Em sua coluna de domingo [9/11/08], o ombudsman do New York Times, Clark Hoyt, analisou um caso que mostra como a junção de arte e religião pode ser polêmica. No mês passado, enquanto as eleições presidenciais e a crise financeira dominavam a mídia, a reestréia de uma peça que apresenta Jesus como um gay que fazia sexo com seus discípulos aconteceu sem grande alarde no teatro Rattlestick Playwrights, em Greenwich Village.
Quando Terrence McNally produziu o espetáculo teatral Corpus Christi pela primeira vez, há 10 anos, o teatro Manhattan Theater Club recebeu ameaças de incêndio e assassinato da equipe. A peça chegou a ser cancelada, mas acabou estreando após protestos da comunidade teatral. Na ocasião, o público tinha que passar por detectores de metal.
Desta vez, não houve protestos nem detectores, mas a cobertura do NYTimes irritou o grupo que organizou as manifestações contra o espetáculo, em 1998. O jornal publicou apenas uma crítica simpática à peça e um artigo relacionando a polêmica de uma década atrás ao assassinato do universitário gay Matthew Shepard, ocorrido na mesma época. Shepard foi brutalmente espancado por outros dois jovens, que o atraíram para uma emboscada na saída de um bar na cidade de Laramie, no Wyoming, e não resistiu aos ferimentos.
Imoral e ofensiva
Bill Donohue, presidente da Liga Católica para Religião e Direitos Humanos, classificou Corpus Christi como uma ‘peça imoral’ e acusou o NYTimes de ter feito uma critica positiva ‘não por seus propósitos artísticos, mas por seus ataques ao catolicismo’. Ele pediu aos membros da liga que escrevessem ao ombudsman do diário – e mais de 150 o fizeram. ‘Estou revoltado que o NYTimes tenha publicado uma crítica a esta peça tão revoltante e ofensiva’, escreveu Brian Tennyson, da Flórida.
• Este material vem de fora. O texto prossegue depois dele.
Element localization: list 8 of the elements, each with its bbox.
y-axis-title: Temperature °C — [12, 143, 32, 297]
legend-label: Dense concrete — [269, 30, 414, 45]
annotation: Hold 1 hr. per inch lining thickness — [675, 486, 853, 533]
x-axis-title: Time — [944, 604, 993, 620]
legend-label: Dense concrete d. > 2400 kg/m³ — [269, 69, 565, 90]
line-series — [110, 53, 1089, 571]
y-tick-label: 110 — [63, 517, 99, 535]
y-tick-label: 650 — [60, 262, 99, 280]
É tentador para uma redação culturalmente liberal, como a do NYTimes, ignorar tais objeções, especialmente porque muitas parecem vir de pessoas que não assistiram à peça ou leram o artigo do jornal na íntegra. Nenhum jornal que respeite seus valores irá deixar de escrever sobre um trabalho de arte polêmico apenas porque ofenderia algumas pessoas. Isto vai contra o que um jornal defende – a análise do que acontece em espaço público. Donohue disse a Hoyt que não teve problemas com o fato de o NYTimes ter escrito sobre a peça – ele apenas não gostou do que foi escrito.
Radical
Diversos católicos com os quais Hoyt conversou consideraram que Donohue é radical. ‘Ele reage de maneira exagerada’, opinou Paul Baumann, editor da revista católica independente Commonweal, que publicou uma crítica negativa da peça em 1998. Naquele ano, o crítico de teatro do NYTimes, Bem Brantley, não ficou impressionado com a peça, classificando-a como ‘ameaçadora e estimulante, como um copo de chocolate’ e um estilo de escrita ‘preguiçoso’. Esta posição não despertou críticas de Donohue.
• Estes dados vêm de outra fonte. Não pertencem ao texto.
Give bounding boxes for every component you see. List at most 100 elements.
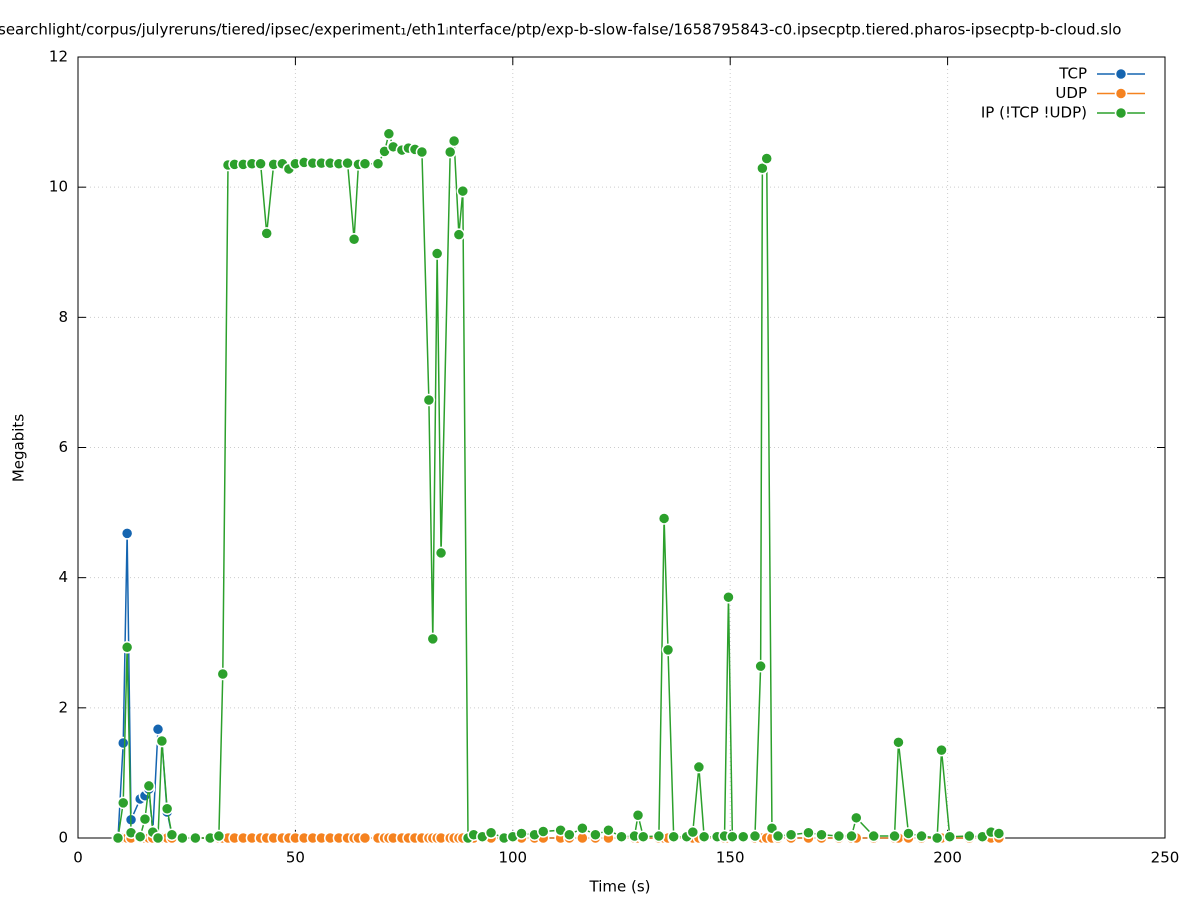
data-point <box>155 734 169 748</box>
x-tick-label: 250 <box>1151 849 1180 867</box>
x-tick-label: 50 <box>286 849 305 867</box>
data-point <box>963 829 976 843</box>
y-tick-label: 6 <box>58 438 68 456</box>
data-point <box>888 829 901 843</box>
data-point <box>382 127 396 141</box>
data-point <box>661 643 675 657</box>
data-point <box>652 829 666 843</box>
y-tick-label: 8 <box>58 308 68 326</box>
data-point <box>452 228 466 241</box>
data-point <box>850 811 863 825</box>
data-point <box>358 831 372 845</box>
data-point <box>536 825 550 838</box>
data-point <box>371 157 385 170</box>
data-point <box>784 828 798 841</box>
data-point <box>176 831 189 845</box>
y-tick-label: 4 <box>58 568 68 586</box>
data-point <box>165 828 179 841</box>
data-point <box>116 736 130 750</box>
data-point <box>430 247 444 260</box>
data-point <box>216 667 230 681</box>
data-point <box>484 826 498 840</box>
data-point <box>631 808 645 822</box>
x-axis-label: Time (s) <box>589 878 651 896</box>
data-point <box>697 830 711 843</box>
chart-title: searchlight/corpus/julyreruns/tiered/ips… <box>0 21 1121 39</box>
data-point <box>116 796 130 810</box>
data-point <box>722 590 735 604</box>
y-tick-label: 2 <box>58 698 68 716</box>
y-tick-label: 10 <box>49 178 68 196</box>
data-point <box>867 829 880 843</box>
data-point <box>133 830 147 843</box>
x-tick-label: 100 <box>498 849 527 867</box>
data-point <box>434 546 448 560</box>
data-point <box>120 641 134 654</box>
data-point <box>443 145 457 159</box>
data-point <box>602 823 615 837</box>
data-point <box>815 828 828 841</box>
legend-label: UDP <box>1055 84 1087 102</box>
data-point <box>426 632 440 646</box>
legend-marker <box>1114 87 1128 100</box>
data-point <box>576 821 589 835</box>
data-point <box>589 828 602 841</box>
data-point <box>189 831 202 845</box>
data-point <box>111 831 125 845</box>
data-point <box>151 831 165 845</box>
data-point <box>771 829 785 843</box>
data-point <box>657 512 671 525</box>
data-point <box>760 152 773 165</box>
data-point <box>748 829 762 843</box>
data-point <box>415 145 429 159</box>
legend-label: IP (!TCP !UDP) <box>981 104 1087 122</box>
data-point <box>802 826 815 840</box>
data-point <box>142 779 156 793</box>
plot-frame <box>77 56 1166 839</box>
data-point <box>845 829 858 843</box>
legend-marker <box>1114 67 1128 81</box>
x-tick-label: 200 <box>933 849 962 867</box>
y-axis-label: Megabits <box>10 414 28 482</box>
data-point <box>358 157 372 170</box>
data-point <box>120 527 134 540</box>
data-point <box>151 723 165 736</box>
data-point <box>943 830 957 843</box>
data-point <box>515 827 528 840</box>
series-line <box>117 533 999 839</box>
y-tick-label: 12 <box>49 48 68 66</box>
data-point <box>667 830 680 843</box>
x-tick-label: 0 <box>73 849 83 867</box>
data-point <box>726 830 739 843</box>
y-tick-label: 0 <box>58 829 68 847</box>
data-point <box>138 812 152 826</box>
data-point <box>447 134 461 148</box>
data-point <box>563 828 576 841</box>
series-line <box>117 131 1000 840</box>
data-point <box>341 156 354 170</box>
data-point <box>636 830 650 843</box>
data-point <box>935 743 948 757</box>
data-point <box>212 829 226 843</box>
data-point <box>892 736 905 749</box>
data-point <box>254 157 267 170</box>
data-point <box>422 393 436 407</box>
data-point <box>754 659 767 673</box>
data-point <box>686 825 700 839</box>
data-point <box>456 184 470 198</box>
legend-label: TCP <box>1058 65 1087 83</box>
data-point <box>692 760 706 774</box>
legend-marker <box>1114 106 1128 120</box>
data-point <box>930 831 944 845</box>
data-point <box>347 232 361 246</box>
data-point <box>260 227 273 240</box>
data-point <box>160 802 174 815</box>
x-tick-label: 150 <box>716 849 745 867</box>
data-point <box>902 827 915 840</box>
data-point <box>832 829 846 843</box>
data-point <box>615 830 628 843</box>
data-point <box>992 827 1006 840</box>
data-point <box>736 830 750 843</box>
data-point <box>915 829 928 843</box>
Já Jason Zinoman, que escreveu a crítica recente, classificou a peça como ‘uma reviravolta respeitosa na história de Jesus, com alguns toques simpatizantes aos gays’. Foi isto o que mais irritou Donohue, pois ele não admite que qualquer peça que insinue que Jesus era sexualmente ativo – seja com parceiros homens ou mulheres – possa ser considerada respeitosa. Zinoman defende que o enredo foi fiel ao Novo Testamento, com a inclusão da defesa de temas como casamento gay e preconceito.